Viendo Los siete samuráis me acordaba todo el rato de Paco Calavera, cuando contaba que a él, las películas japonesas, y más si eran precisamente de samuráis, le producían una extrañeza inconsolable. Calavera, a su modo, imitaba al guerrero que se declara a la dulce aldeana pero que más bien parece que la esté insultando, gritándole a la cara con cara de enajenado, “¡Ojojuná!”, y “¡Konidimá!, y “ ¡Uuuuuh... Korigató!”, cosas así, mientras el subtítulo en castellano reza: “Te quiero. Eres la luz de mi vida. Te trataré como a una flor de la orquídea en la mañana...”. Y al revés, claro, porque luego Calavera imitaba a esa proto-gueisa de mirada clavada en el suelo, lánguida y virginal, que en voz minimalista responde al guerrero con fonemas muy dulces mientras el subtítulo traduce: “Eres un cacho de mierda. Si no te vas de aquí voy a avisar a mi padre, el shogun, para que venga con su guardia y te corten los testículos para abonar con ellos el arrozal...”


Quiero decir, sumándome a la tesis de Paco Calavera, que estas películas de Akira Kurosawa siempre me dejan medio admirado y medio empanado. Lo que se ve es exótico, sí, y a veces subyugante -¡esa batalla final bajo la lluvia, por Dios!-  pero en el fondo es como ver una película de marcianos. Quiero decir, rodada por los marcianos. Los siete samuráis tiene un magisterio, un saber hacer evidente, pero no puedo evitar la comezón intelectual de estar perdiéndome las claves del asunto. Me sacan de la historia algunos diálogos besuguiles, algunas reacciones extemporáneas, algunas conductas de orates que corren bajo los rayos del sol naciente. Es una minusvalía mía, o un abismo cultural insalvable.

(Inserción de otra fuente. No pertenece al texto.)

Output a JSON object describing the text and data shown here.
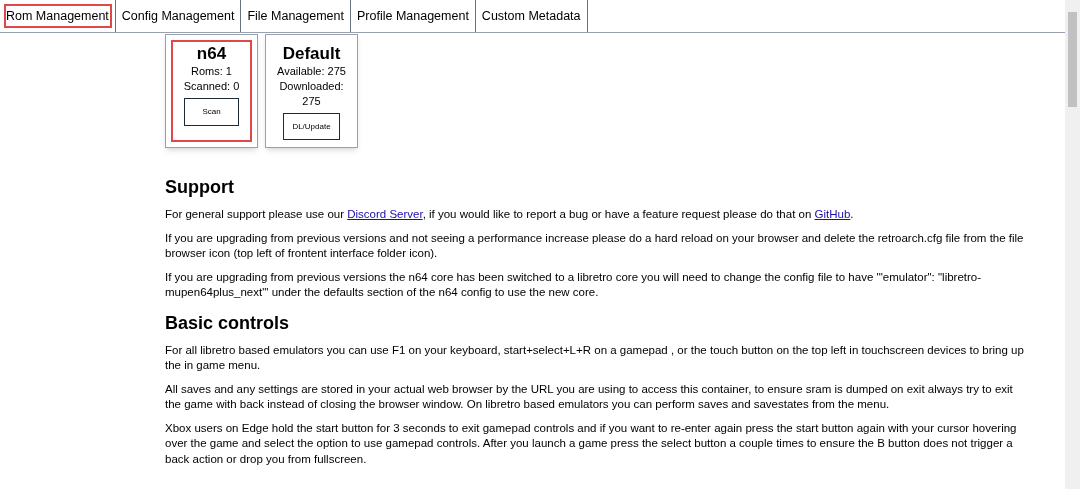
{
  "tabs": [
    {
      "label": "Rom Management",
      "highlighted": true
    },
    {
      "label": "Config Management",
      "highlighted": false
    },
    {
      "label": "File Management",
      "highlighted": false
    },
    {
      "label": "Profile Management",
      "highlighted": false
    },
    {
      "label": "Custom Metadata",
      "highlighted": false
    }
  ],
  "cards": [
    {
      "title": "n64",
      "lines": [
        "Roms: 1",
        "Scanned: 0"
      ],
      "button": "Scan",
      "highlighted": true
    },
    {
      "title": "Default",
      "lines": [
        "Available: 275",
        "Downloaded: 275"
      ],
      "button": "DL/Update",
      "highlighted": false
    }
  ],
  "sections": [
    {
      "heading": "Support",
      "paragraphs": [
        [
          {
            "kind": "text",
            "text": "For general support please use our "
          },
          {
            "kind": "link",
            "text": "Discord Server"
          },
          {
            "kind": "text",
            "text": ", if you would like to report a bug or have a feature request please do that on "
          },
          {
            "kind": "link",
            "text": "GitHub"
          },
          {
            "kind": "text",
            "text": "."
          }
        ],
        [
          {
            "kind": "text",
            "text": "If you are upgrading from previous versions and not seeing a performance increase please do a hard reload on your browser and delete the retroarch.cfg file from the file browser icon (top left of frontent interface folder icon)."
          }
        ],
        [
          {
            "kind": "text",
            "text": "If you are upgrading from previous versions the n64 core has been switched to a libretro core you will need to change the config file to have '\"emulator\": \"libretro-mupen64plus_next\"' under the defaults section of the n64 config to use the new core."
          }
        ]
      ]
    },
    {
      "heading": "Basic controls",
      "paragraphs": [
        [
          {
            "kind": "text",
            "text": "For all libretro based emulators you can use F1 on your keyboard, start+select+L+R on a gamepad , or the touch button on the top left in touchscreen devices to bring up the in game menu."
          }
        ],
        [
          {
            "kind": "text",
            "text": "All saves and any settings are stored in your actual web browser by the URL you are using to access this container, to ensure sram is dumped on exit always try to exit the game with back instead of closing the browser window. On libretro based emulators you can perform saves and savestates from the menu."
          }
        ],
        [
          {
            "kind": "text",
            "text": "Xbox users on Edge hold the start button for 3 seconds to exit gamepad controls and if you want to re-enter again press the start button again with your cursor hovering over the game and select the option to use gamepad controls. After you launch a game press the select button a couple times to ensure the B button does not trigger a back action or drop you from fullscreen."
          }
        ]
      ]
    }
  ]
}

Y además, es todo muy lento, lentísimo, 205 minutos de metraje que se podían haber quedado en dos horas como mucho, pongamos dos horas y cuarto, para incluir alguna escena de costumbrismo en el arrozal. De hecho, los americanos, una década después, contaron exactamente lo mismo en casi la mitad de tiempo, cuando hicieron su propia versión. Me gustaría volver a verla, Los siete magníficos, pero ya tengo asociada su tonadilla inmortal al facha de los bigotes que la pone cada mañana en la radio, como preludio de su hablar venenoso. Un puto asco, con lo bonita que es.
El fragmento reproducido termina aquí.